The National Interest
June 20, 2017
Doug Bandow

It’s sadly evident that President Donald Trump doesn’t know much about other nations or international affairs. Still, during the campaign he had at least one very sensible foreign policy belief: the United States should stay out of purposeless wars in the Middle East.

Now his own appointees are dragging the country into the Syrian conflict. Jumping into a multisided civil war, filled with parties who deserve to lose, would be dubious even if America had some recognizable interest at stake. But the United States does not. Worse, if Washington becomes an active combatant, it would find itself in a military standoff with Shia-giant Iran, NATO ally Turkey and nuclear-armed Russia over minimal geopolitical stakes.

In short, the administration’s slide toward confrontation in Syria policy is mad.

Syria almost certainly is the greatest tragedy growing out of the 2011 Arab Spring.

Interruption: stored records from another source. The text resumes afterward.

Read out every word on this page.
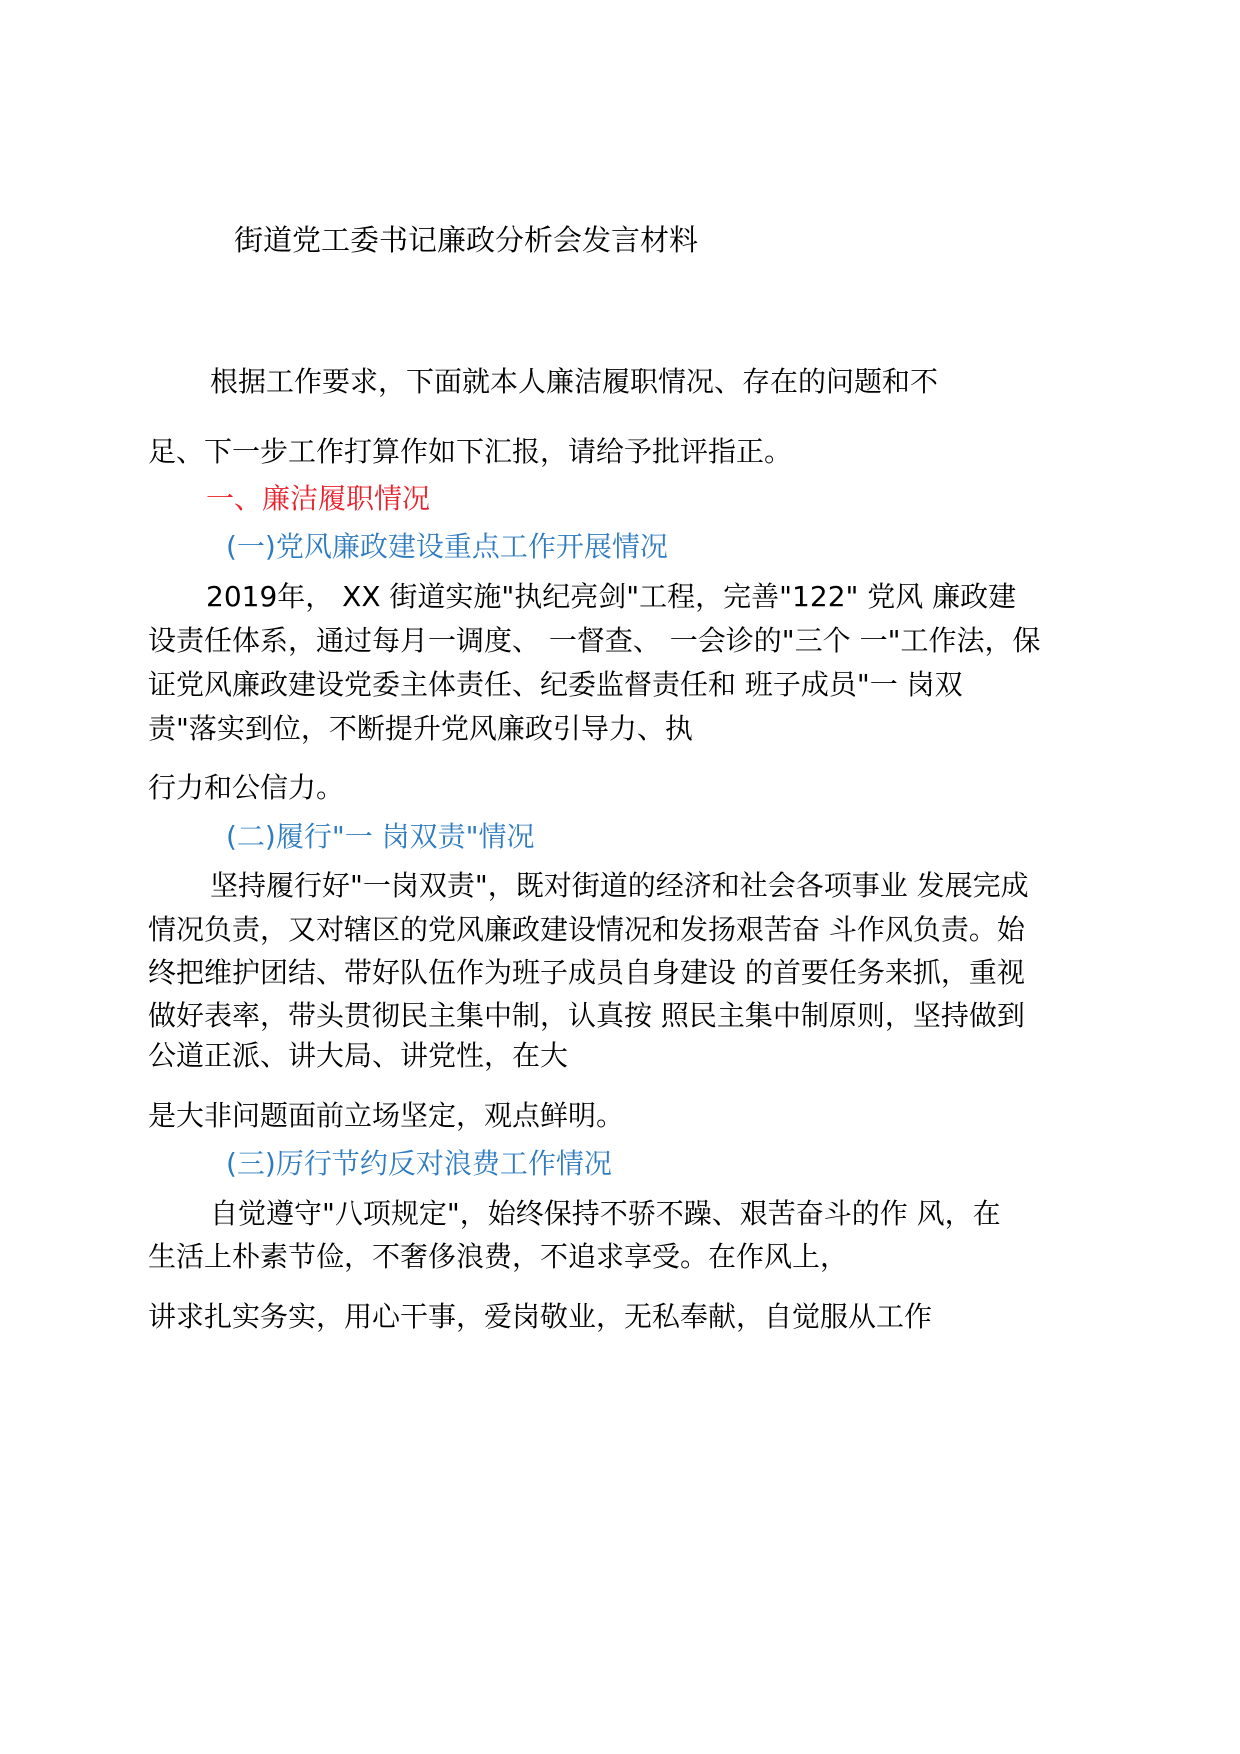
街道党工委书记廉政分析会发言材料

根据工作要求，下面就本人廉洁履职情况、存在的问题和不

足、下一步工作打算作如下汇报，请给予批评指正。

一、廉洁履职情况

(一)党风廉政建设重点工作开展情况

2019年， XX 街道实施"执纪亮剑"工程，完善"122" 党风 廉政建

设责任体系，通过每月一调度、 一督查、 一会诊的"三个 一"工作法，保

证党风廉政建设党委主体责任、纪委监督责任和 班子成员"一 岗双

责"落实到位，不断提升党风廉政引导力、执

行力和公信力。

(二)履行"一 岗双责"情况

坚持履行好"一岗双责"，既对街道的经济和社会各项事业 发展完成

情况负责，又对辖区的党风廉政建设情况和发扬艰苦奋 斗作风负责。始

终把维护团结、带好队伍作为班子成员自身建设 的首要任务来抓，重视

做好表率，带头贯彻民主集中制，认真按 照民主集中制原则，坚持做到

公道正派、讲大局、讲党性，在大

是大非问题面前立场坚定，观点鲜明。

(三)厉行节约反对浪费工作情况

自觉遵守"八项规定"，始终保持不骄不躁、艰苦奋斗的作 风，在

生活上朴素节俭，不奢侈浪费，不追求享受。在作风上，

讲求扎实务实，用心干事，爱岗敬业，无私奉献，自觉服从工作
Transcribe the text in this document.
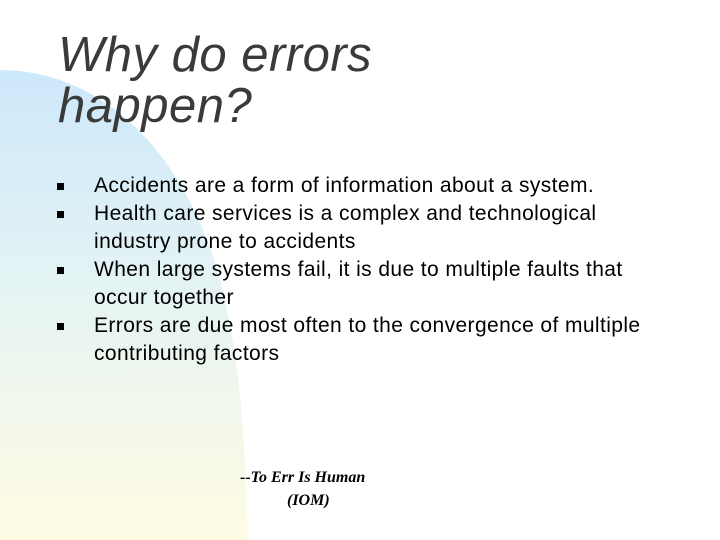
Why do errors
happen?
Accidents are a form of information about a system.
Health care services is a complex and technological industry prone to accidents
When large systems fail, it is due to multiple faults that occur together
Errors are due most often to the convergence of multiple contributing factors

--To Err Is Human
(IOM)
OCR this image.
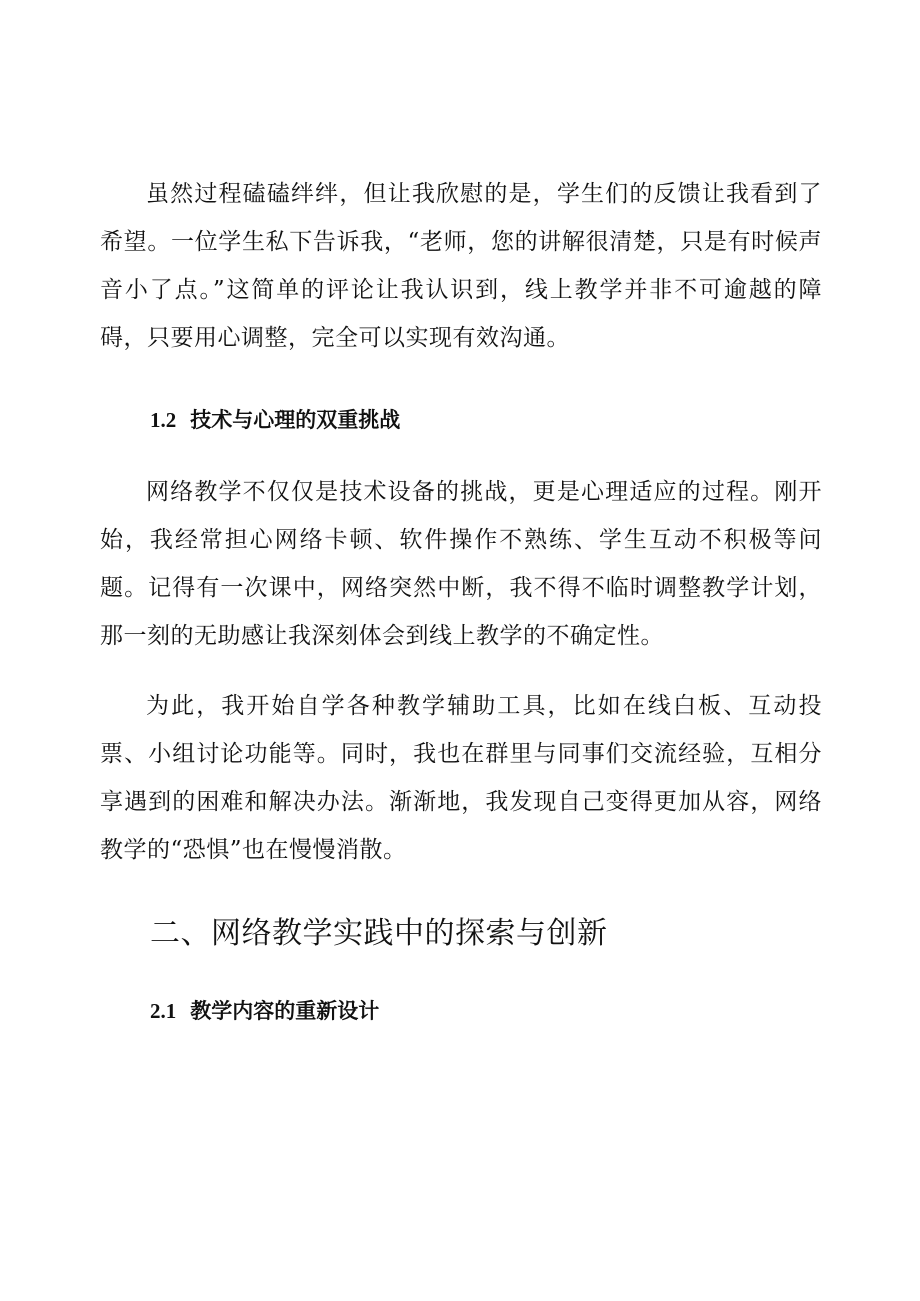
虽然过程磕磕绊绊，但让我欣慰的是，学生们的反馈让我看到了希望。一位学生私下告诉我，“老师，您的讲解很清楚，只是有时候声音小了点。”这简单的评论让我认识到，线上教学并非不可逾越的障碍，只要用心调整，完全可以实现有效沟通。

1.2 技术与心理的双重挑战

网络教学不仅仅是技术设备的挑战，更是心理适应的过程。刚开始，我经常担心网络卡顿、软件操作不熟练、学生互动不积极等问题。记得有一次课中，网络突然中断，我不得不临时调整教学计划，那一刻的无助感让我深刻体会到线上教学的不确定性。

为此，我开始自学各种教学辅助工具，比如在线白板、互动投票、小组讨论功能等。同时，我也在群里与同事们交流经验，互相分享遇到的困难和解决办法。渐渐地，我发现自己变得更加从容，网络教学的“恐惧”也在慢慢消散。

二、网络教学实践中的探索与创新
2.1 教学内容的重新设计
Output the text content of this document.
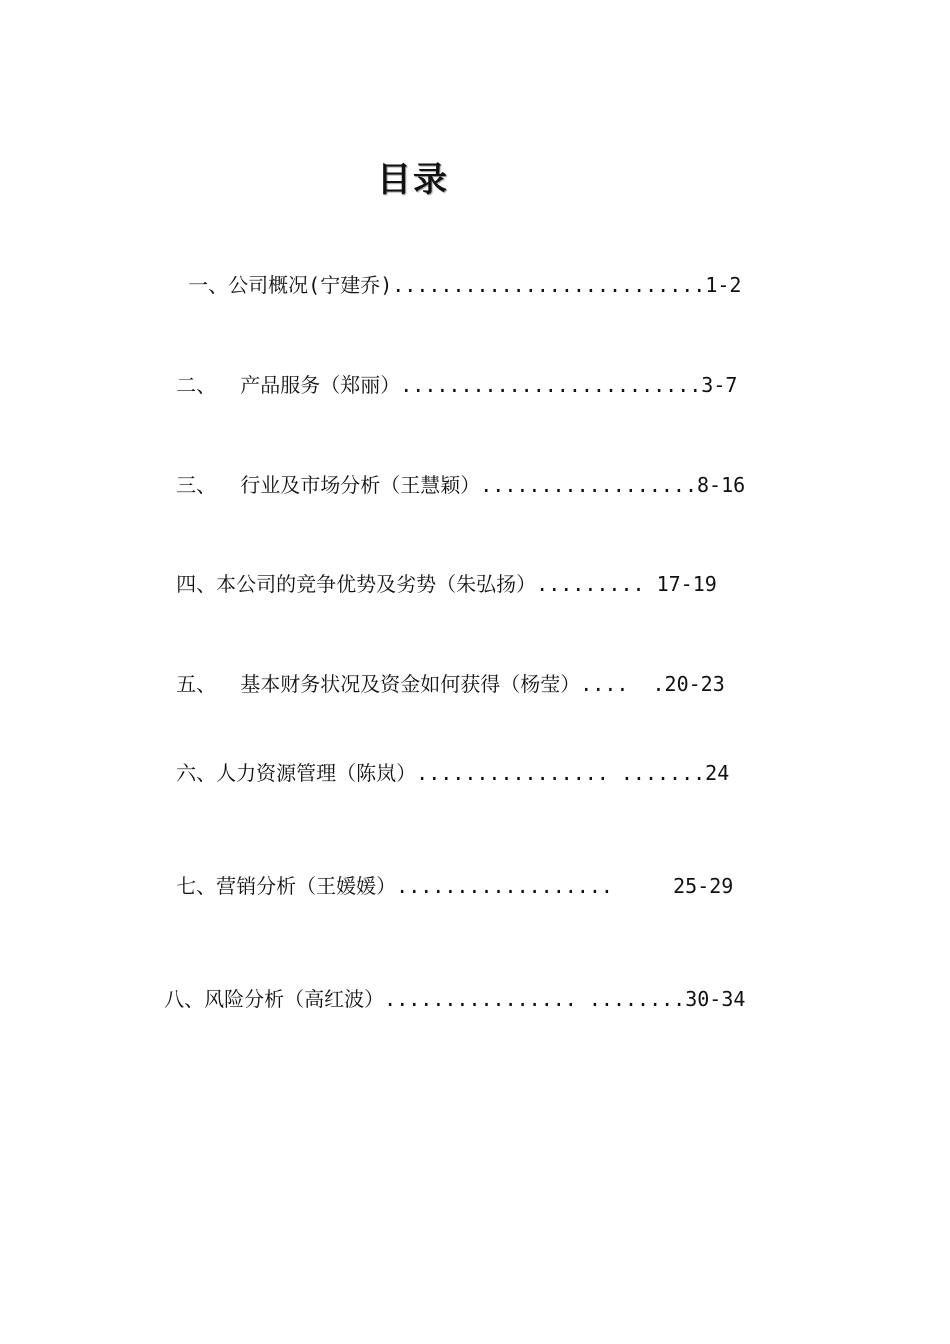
目录

一、公司概况(宁建乔)..........................1-2

二、  产品服务（郑丽）.........................3-7

三、  行业及市场分析（王慧颖）..................8-16

四、本公司的竞争优势及劣势（朱弘扬）......... 17-19

五、  基本财务状况及资金如何获得（杨莹）....  .20-23

六、人力资源管理（陈岚）................ .......24

七、营销分析（王媛媛）..................     25-29

八、风险分析（高红波）................ ........30-34
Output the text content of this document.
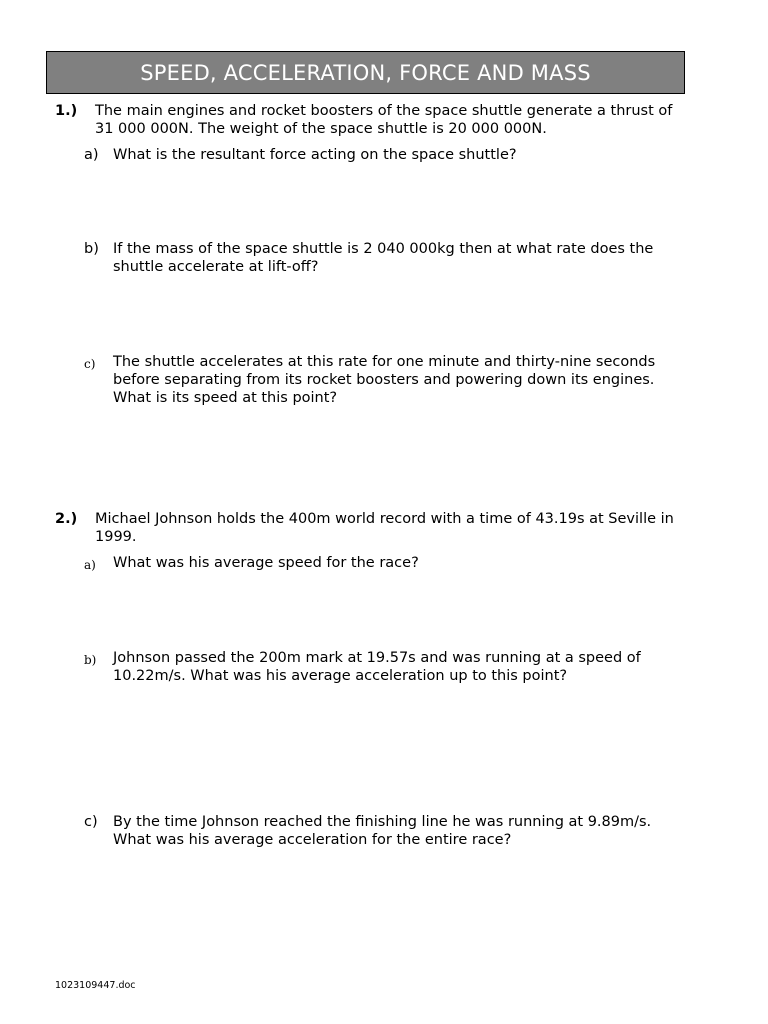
SPEED, ACCELERATION, FORCE AND MASS
1.) The main engines and rocket boosters of the space shuttle generate a thrust of 31 000 000N. The weight of the space shuttle is 20 000 000N.
a) What is the resultant force acting on the space shuttle?
b) If the mass of the space shuttle is 2 040 000kg then at what rate does the shuttle accelerate at lift-off?
c) The shuttle accelerates at this rate for one minute and thirty-nine seconds before separating from its rocket boosters and powering down its engines. What is its speed at this point?
2.) Michael Johnson holds the 400m world record with a time of 43.19s at Seville in 1999.
a) What was his average speed for the race?
b) Johnson passed the 200m mark at 19.57s and was running at a speed of 10.22m/s. What was his average acceleration up to this point?
c) By the time Johnson reached the finishing line he was running at 9.89m/s. What was his average acceleration for the entire race?
1023109447.doc
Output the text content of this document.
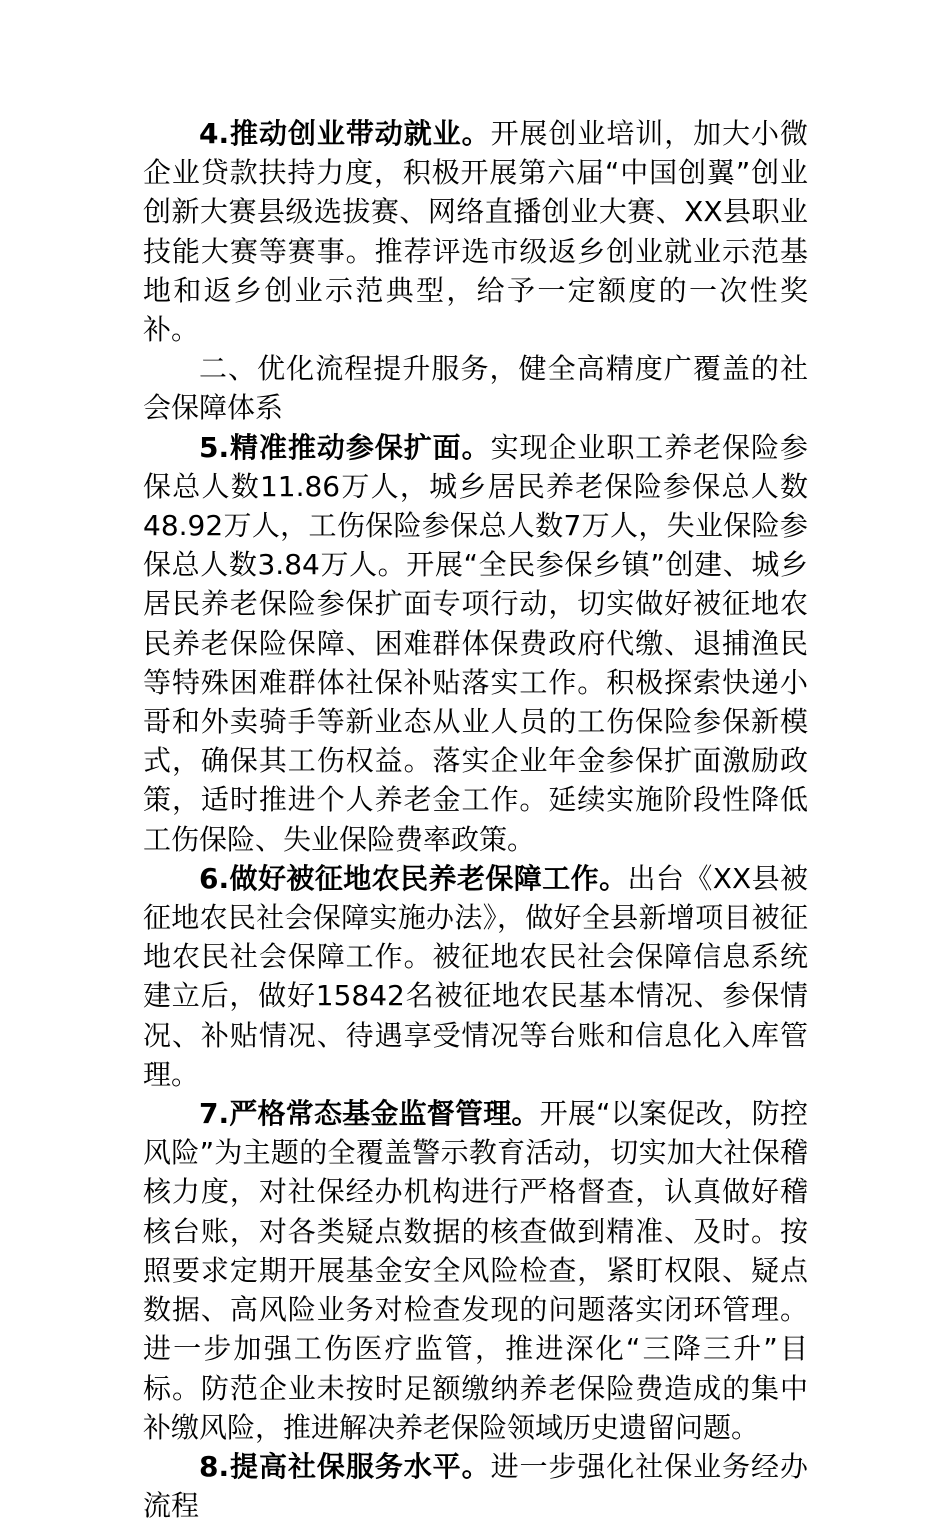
4.推动创业带动就业。开展创业培训，加大小微企业贷款扶持力度，积极开展第六届“中国创翼”创业创新大赛县级选拔赛、网络直播创业大赛、XX县职业技能大赛等赛事。推荐评选市级返乡创业就业示范基地和返乡创业示范典型，给予一定额度的一次性奖补。

二、优化流程提升服务，健全高精度广覆盖的社会保障体系

5.精准推动参保扩面。实现企业职工养老保险参保总人数11.86万人，城乡居民养老保险参保总人数48.92万人，工伤保险参保总人数7万人，失业保险参保总人数3.84万人。开展“全民参保乡镇”创建、城乡居民养老保险参保扩面专项行动，切实做好被征地农民养老保险保障、困难群体保费政府代缴、退捕渔民等特殊困难群体社保补贴落实工作。积极探索快递小哥和外卖骑手等新业态从业人员的工伤保险参保新模式，确保其工伤权益。落实企业年金参保扩面激励政策，适时推进个人养老金工作。延续实施阶段性降低工伤保险、失业保险费率政策。

6.做好被征地农民养老保障工作。出台《XX县被征地农民社会保障实施办法》，做好全县新增项目被征地农民社会保障工作。被征地农民社会保障信息系统建立后，做好15842名被征地农民基本情况、参保情况、补贴情况、待遇享受情况等台账和信息化入库管理。

7.严格常态基金监督管理。开展“以案促改，防控风险”为主题的全覆盖警示教育活动，切实加大社保稽核力度，对社保经办机构进行严格督查，认真做好稽核台账，对各类疑点数据的核查做到精准、及时。按照要求定期开展基金安全风险检查，紧盯权限、疑点数据、高风险业务对检查发现的问题落实闭环管理。进一步加强工伤医疗监管，推进深化“三降三升”目标。防范企业未按时足额缴纳养老保险费造成的集中补缴风险，推进解决养老保险领域历史遗留问题。

8.提高社保服务水平。进一步强化社保业务经办流程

President Bashar al-Assad refused to compromise with peaceful demonstrators. But the latter, backed by Washington’s seeming commitment to his ouster, saw little reason to accept anything less. Minority religious and other groups, having seen how the play ended in Iraq when the secular dictator was overthrown, preferred the devil they knew. Outsiders—individuals, groups and nations—joined the bloody fray. From whence developed one of the more horrid civil wars in human history.

The good news, such as it was, for America was that the United States had no cause for involvement. Syria had been a Soviet client state during the Cold War, but had neither attacked nor threatened America. Assad was essentially a geographical nullity for Washington.